Like many of you, I am a DAW based studio musician, so I have no sequences to contribute, but I do have lots of info:
If any of you remember "Monster Dan" from the Transoniq Hacker days, he is still in business [links open in new window]:
http://www.monster-tracks.com/
He does pro arrangements of (American) top 40 hits. He has thousands, and has retained his SQ80 format (at least as of a few years ago when we exchanged emails). For a pro gigging musician, buying these sequences would be a good solution.
Margus Kliimask has very generously developed a Window's based ESQ/SQ80 sequence converter, but I think it is 1-way only (I'm on a W3 phone and can't confirm):
http://wolzow.mindworks.ee/
Finally, Gary Giebler still sells his very-capable MS-DOS based 2-way sequencer translation tools! He even has a new storefront with new tools:
http://www.midifile.com/
It's my guess that a contemporary computer will need an emulator to run them. I have used DosBox successfully for a ton of stuff:
http://www.dosbox.com/
I don't have the Giebler tools, though. Can someone confirm that they still work either with or without DosBox?

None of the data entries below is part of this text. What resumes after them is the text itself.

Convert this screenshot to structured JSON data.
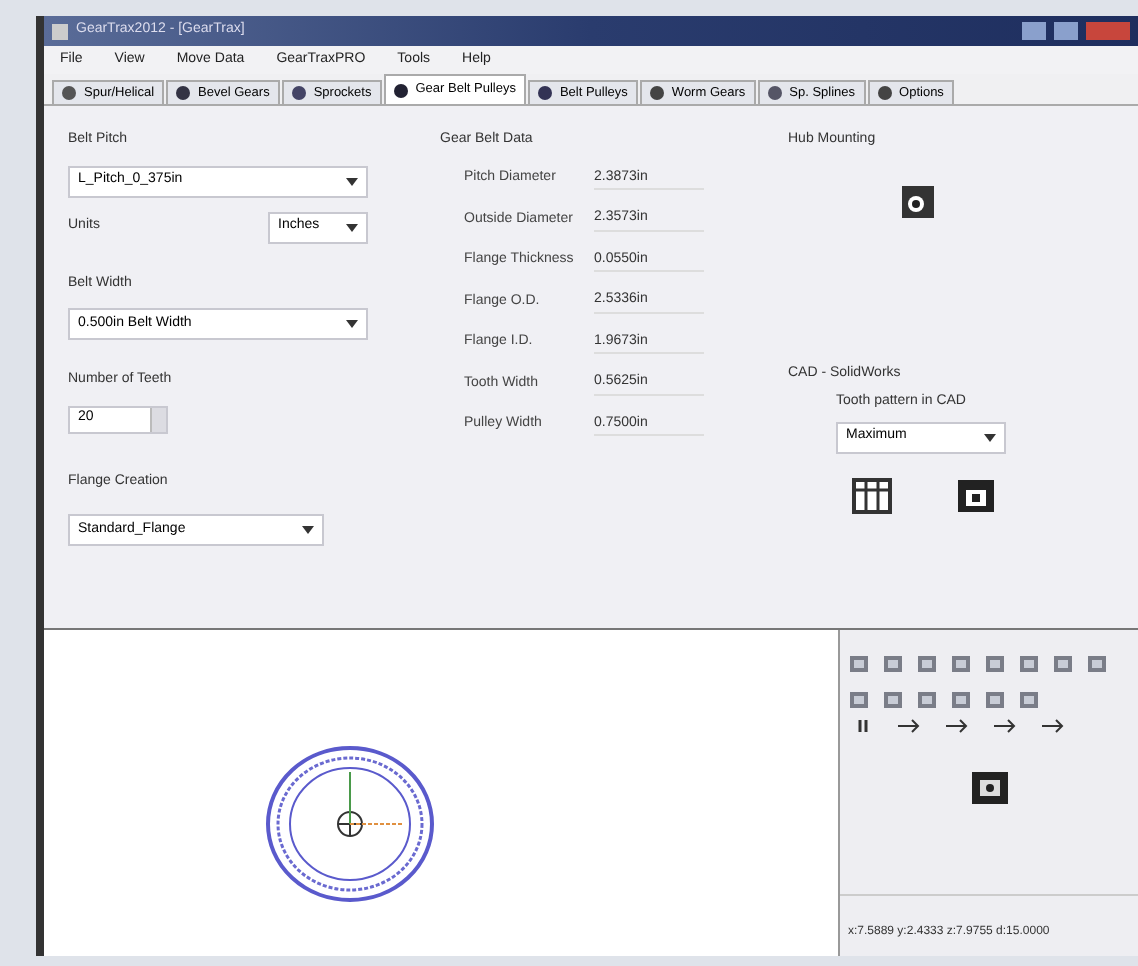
{
  "window": {
    "title": "GearTrax2012 - [GearTrax]"
  },
  "menu": [
    "File",
    "View",
    "Move Data",
    "GearTraxPRO",
    "Tools",
    "Help"
  ],
  "tabs": [
    {
      "label": "Spur/Helical",
      "selected": false
    },
    {
      "label": "Bevel Gears",
      "selected": false
    },
    {
      "label": "Sprockets",
      "selected": false
    },
    {
      "label": "Gear Belt Pulleys",
      "selected": true
    },
    {
      "label": "Belt Pulleys",
      "selected": false
    },
    {
      "label": "Worm Gears",
      "selected": false
    },
    {
      "label": "Sp. Splines",
      "selected": false
    },
    {
      "label": "Options",
      "selected": false
    }
  ],
  "left": {
    "belt_pitch_label": "Belt Pitch",
    "belt_pitch": "L_Pitch_0_375in",
    "units_label": "Units",
    "units": "Inches",
    "belt_width_label": "Belt Width",
    "belt_width": "0.500in Belt Width",
    "teeth_label": "Number of Teeth",
    "teeth": "20",
    "flange_label": "Flange Creation",
    "flange": "Standard_Flange"
  },
  "data": {
    "title": "Gear Belt Data",
    "rows": [
      {
        "label": "Pitch Diameter",
        "value": "2.3873in"
      },
      {
        "label": "Outside Diameter",
        "value": "2.3573in"
      },
      {
        "label": "Flange Thickness",
        "value": "0.0550in"
      },
      {
        "label": "Flange O.D.",
        "value": "2.5336in"
      },
      {
        "label": "Flange I.D.",
        "value": "1.9673in"
      },
      {
        "label": "Tooth Width",
        "value": "0.5625in"
      },
      {
        "label": "Pulley Width",
        "value": "0.7500in"
      }
    ]
  },
  "right": {
    "hub_label": "Hub Mounting",
    "cad_label": "CAD - SolidWorks",
    "pattern_label": "Tooth pattern in CAD",
    "pattern": "Maximum"
  },
  "status": "x:7.5889 y:2.4333 z:7.9755 d:15.0000"
}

Perhaps gigging "musicians" who use sequencers to cover top-40 tracks should consider actually recording the backing parts themselves, once they finish evaluating their priorities. Or better still, hook up with a band. After all if it's their bread and butter, maybe they should expect to have to do more than a couple of 4-hour gigs a week.
ReplyDeleteAnyway, don't forget that songs can always be copied from one sequencer to another via MIDI. Just sync the sequencers together, hit record on one and play on the other. Every note that gets recorded will be consistently off by a few ticks (which generally won't matter, especially if you just re-quantize everything.)